Efficient hardware allocation of processes to processors

Info

Publication number: 20070016906
Type: Application
Filed: Jul 18, 2005
Publication Date: Jan 18, 2007
Applicant: Mistletoe Technologies, Inc. (Cupertino, CA)
Inventors: Richard Trauben (Morgan Hill, CA), Jonathan Sweedler (Los Gatos, CA), Rajesh Nair (Fremont, CA)
Application Number: 11/184,424

Abstract

A dispatcher module has a queue to store task requests. The dispatcher also has a task arbiter to select a current task for assignment from the task requests and a unit arbiter to identify and assign the task to an available processing unit, such that the current task is not assigned to a previously-assigned processing unit.

Description

Description

REFERENCE TO RELATED APPLICATIONS

Copending U.S. patent application Ser. No. 10/351,030, titled “Reconfigurable Semantic Processor,” filed by Somsubhra Sikdar on Jan. 24, 2003, is incorporated herein by reference.

BACKGROUND

Computer architectures typically use von Neumann architectures. This generally includes a central processing unit (CPU) and attached memory, usually with some form of input/output to allow useful operations. The CPU generally executes a set of machine instructions that check for various data conditions sequentially, as determined by the programming of the CPU. The input stream is processed sequentially, according to the CPU program.

In contrast, it is possible to implement a ‘semantic’ processing architecture, where the processors or processor respond directly to the semantics of an input stream. The execution of instructions is selected by the input stream.
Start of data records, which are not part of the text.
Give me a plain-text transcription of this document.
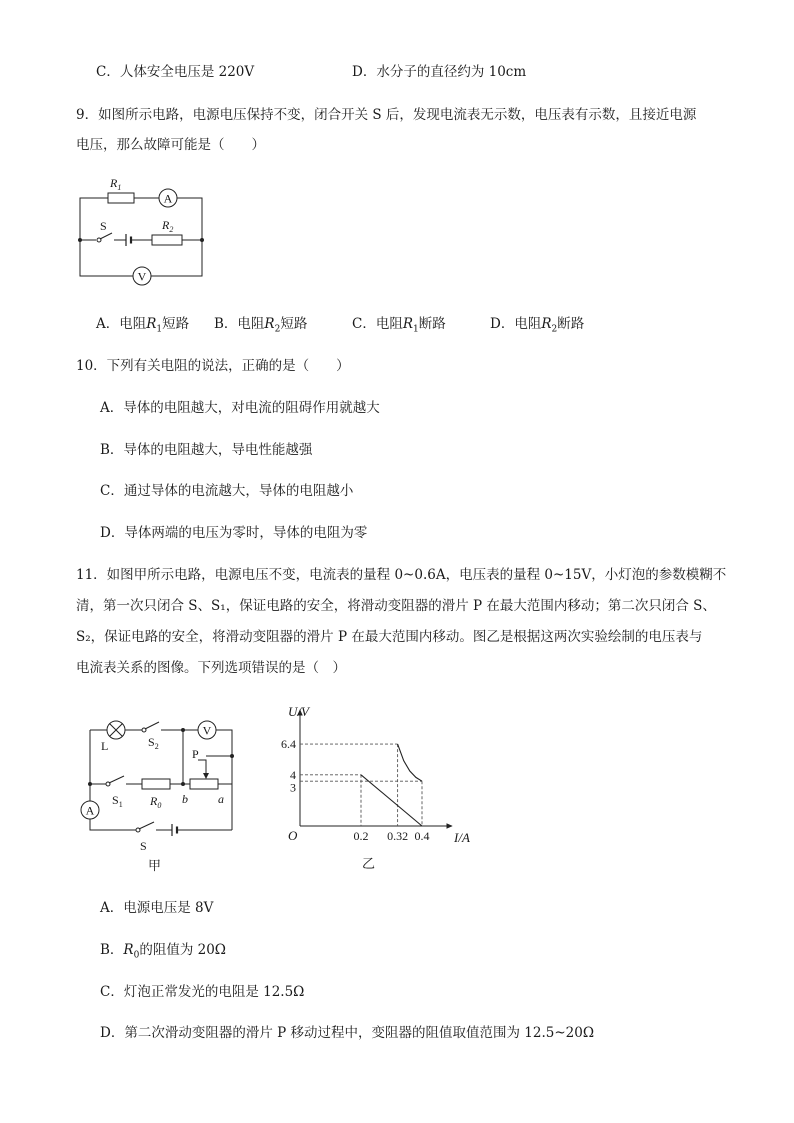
C．人体安全电压是 220V	D．水分子的直径约为 10cm
9．如图所示电路，电源电压保持不变，闭合开关 S 后，发现电流表无示数，电压表有示数，且接近电源
电压，那么故障可能是（　　）
A
V
$R_1$
S	$R_2$
A．电阻$R_1$短路 B．电阻$R_2$短路	C．电阻$R_1$断路	D．电阻$R_2$断路
10．下列有关电阻的说法，正确的是（　　）
A．导体的电阻越大，对电流的阻碍作用就越大
B．导体的电阻越大，导电性能越强
C．通过导体的电流越大，导体的电阻越小
D．导体两端的电压为零时，导体的电阻为零
11．如图甲所示电路，电源电压不变，电流表的量程 0~0.6A，电压表的量程 0~15V，小灯泡的参数模糊不
清，第一次只闭合 S、S₁，保证电路的安全，将滑动变阻器的滑片 P 在最大范围内移动；第二次只闭合 S、
S₂，保证电路的安全，将滑动变阻器的滑片 P 在最大范围内移动。图乙是根据这两次实验绘制的电压表与
电流表关系的图像。下列选项错误的是（　）
V
A
L	$S_2$
P
$S_1$ $R_0$ b	a
S
甲
O
U/V
I/A
0.2 0.32 0.4
3
4
6.4
乙
A．电源电压是 8V
B．$R_0$的阻值为 20Ω
C．灯泡正常发光的电阻是 12.5Ω
D．第二次滑动变阻器的滑片 P 移动过程中，变阻器的阻值取值范围为 12.5~20Ω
This allows for fast and efficient processing. This is especially true when processing packets of data.

Many devices communicate, either over networks or back planes, by broadcast or point-to-point, using bundles of data called packets. Packets have headers that provide information about the nature of the data inside the packet, as well as the data itself, usually in a segment of the packet referred to as the payload. Semantic processing, where the semantics of the header drive the processing of the payload as necessary, fits especially well in packet processing.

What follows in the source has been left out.